Lecture 10

Last lecture, we took our first look at Mutex’s, and how we could prevent certain race conditions without necessarily needing to be in a sequential consistency memory model. With locks, we saw a way of ensuring that mutliple threads would not be able to access a shared resource at the same time as other threads, leading to data races and unpredictable behaviour. Now, we dive deeper and take a look at monitors (not the one on your desk : D)

Monitors

In operating system design, a monitor is a high-level synchronization construct that provides a way to control access to shared resources within a concurrent program. The concept of monitors was introduced by Per Brinch Hansen in the 1970s as a means of simplifying concurrent programming and managing the coordination between multiple processes or threads.

Monitors are a programming language construct (a practice/convention)

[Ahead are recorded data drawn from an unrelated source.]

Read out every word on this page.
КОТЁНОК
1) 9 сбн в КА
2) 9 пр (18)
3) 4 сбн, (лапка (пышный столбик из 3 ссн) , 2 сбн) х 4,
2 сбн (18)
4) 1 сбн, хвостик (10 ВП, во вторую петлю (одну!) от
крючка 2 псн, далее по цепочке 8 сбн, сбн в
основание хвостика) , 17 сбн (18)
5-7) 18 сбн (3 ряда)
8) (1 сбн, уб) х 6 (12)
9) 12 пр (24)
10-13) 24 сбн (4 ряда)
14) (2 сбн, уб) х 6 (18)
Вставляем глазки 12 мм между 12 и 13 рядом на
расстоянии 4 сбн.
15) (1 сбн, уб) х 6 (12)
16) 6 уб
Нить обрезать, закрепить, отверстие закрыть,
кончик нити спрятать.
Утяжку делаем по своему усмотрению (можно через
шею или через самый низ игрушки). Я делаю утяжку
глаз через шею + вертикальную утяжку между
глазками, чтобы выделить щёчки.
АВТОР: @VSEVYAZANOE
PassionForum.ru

essentially, it is a class where only one procedure executes at a time
possibly less error prone than raw mutexes, but less flexible too. Below is an example:

monitor monitor-name {
    // Shared variable declarations
 
    procedure P1 (...) {
        // Procedure P1 code
        ...
    }
 
    // ... Additional procedures
 
    procedure Pn (...) {
        // Procedure Pn code
        ...
    }
 
    Initialization code (..) {
        // Initialization code
        ...
    }
}

Can implement a mutex with a monitor or vice versa.
- But monitor alone doesn’t give you condition variables.
- Need some other way to interact with scheduler.
- Use conditions, which are essentially condition variables.

So, how are Monitor’s implemented? They are often implemented via the things we have learned so far:

Mutex (lock): used for mutual exclusion — low-level synchronization primitive that ensures only one thread can hold associated lock at a time. The mutex is used to protect access to the shared data or critical section within the monitor.
Condition Variables: Monitors include condition variables, which allow threads to wait for a specific condition to be satisfied.
Entry Queue: Monitors maintain an entry queue associated with the mutex. This queue contains threads waiting to acquire the monitor lock and enter the critical section.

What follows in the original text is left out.